There’s a lot more to say about each of these and I’ll do so in later posts and writing. Right now I want to home in on the final trend listed above.

My data scientist friends tell me that machine learning has come a long way in recent years, and that the algorithms, tools, and techniques are much better than they were even a decade ago. This implies that it’s a young person’s field (and the crowd at Strata certainly bore that conclusion out). It also implies that large incumbent companies like Allstate might not be too good at it yet, and that the models they use would be considered old school by today’s data scientists.

So wouldn’t head-to-head competitions between the old and new schools of using data to make predictions be interesting?

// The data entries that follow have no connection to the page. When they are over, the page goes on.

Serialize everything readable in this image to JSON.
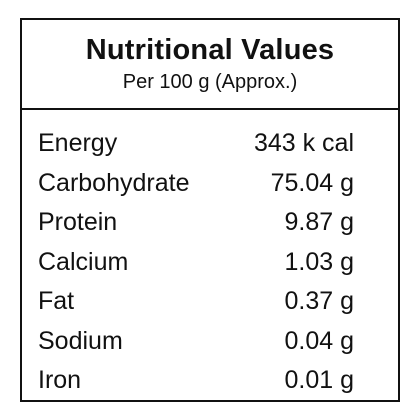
{
  "header": {
    "title": "Nutritional Values",
    "subtitle": "Per 100 g (Approx.)"
  },
  "table": {
    "rows": [
      [
        "Energy",
        "343 k cal"
      ],
      [
        "Carbohydrate",
        "75.04 g"
      ],
      [
        "Protein",
        "9.87 g"
      ],
      [
        "Calcium",
        "1.03 g"
      ],
      [
        "Fat",
        "0.37 g"
      ],
      [
        "Sodium",
        "0.04 g"
      ],
      [
        "Iron",
        "0.01 g"
      ]
    ]
  }
}
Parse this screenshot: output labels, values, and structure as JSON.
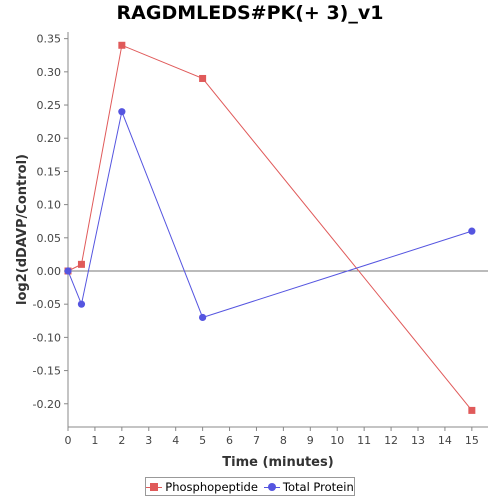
{
  "chart_data": {
    "type": "line",
    "title": "RAGDMLEDS#PK(+ 3)_v1",
    "xlabel": "Time (minutes)",
    "ylabel": "log2(dDAVP/Control)",
    "xlim": [
      0,
      15.6
    ],
    "ylim": [
      -0.235,
      0.36
    ],
    "x_ticks": [
      "0",
      "1",
      "2",
      "3",
      "4",
      "5",
      "6",
      "7",
      "8",
      "9",
      "10",
      "11",
      "12",
      "13",
      "14",
      "15"
    ],
    "y_ticks": [
      "0.35",
      "0.30",
      "0.25",
      "0.20",
      "0.15",
      "0.10",
      "0.05",
      "0.00",
      "-0.05",
      "-0.10",
      "-0.15",
      "-0.20"
    ],
    "zero_line": true,
    "series": [
      {
        "name": "Phosphopeptide",
        "color": "#e05a5a",
        "marker": "square",
        "x": [
          0,
          0.5,
          2,
          5,
          15
        ],
        "y": [
          0.0,
          0.01,
          0.34,
          0.29,
          -0.21
        ]
      },
      {
        "name": "Total Protein",
        "color": "#5555e0",
        "marker": "circle",
        "x": [
          0,
          0.5,
          2,
          5,
          15
        ],
        "y": [
          0.0,
          -0.05,
          0.24,
          -0.07,
          0.06
        ]
      }
    ],
    "legend": "bottom"
  }
}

If you answered ‘yes,’ go check out Kaggle, which runs data prediction competitions. Companies like Allstate upload a dataset (scrubbed enough to deal with privacy and confidentiality issues), specify what they’re trying to predict, post a reward, then let the games begin.

Individuals and teams from all over the world can download the data, build a model that uses these data to generate a prediction, upload the prediction to Kaggle and instantly learn how accurate it is, and keep iterating through this cycle. Kaggle keeps track of and posts the leading score. In Allstate’s case, the lead changed well over a dozen times in the course of the month-long competition.

It’s worth repeating: the eventual winner was almost 3.5 times better at predicting insurance claims using car data than Allstate itself was. Of course, this is a highly limited test. Allstate takes into account many things beyond car data in order to arrive at its best prediction. But do you think that if the data scientists that congregate around Kaggle had access to all this data, they could beat Allstate’s best prediction, and beat it by, if not 340%, then by a lot?

I do, which is why I’m a big data believer.

Early stage results like the ones were seeing from Kaggle should start causing companies in many industries to ask themselves some very uncomfortable questions, like

Are we really the ‘domain experts’ that we think we are? If a bunch of kids and outsiders, who don’t know our customers, markets, and histories at all, can make much better predictions that we can in critically important areas, what does this imply? Do we need to completely rethink how we make our predictions? Do we need to outsource or crowdsource the making of predictions, even if we currently think of it as a ‘core competence?’ In the world of big data, how much has relevant expertise shifted, and where has it shifted to?

I’ll be diving in on these questions. I suggest you do the same…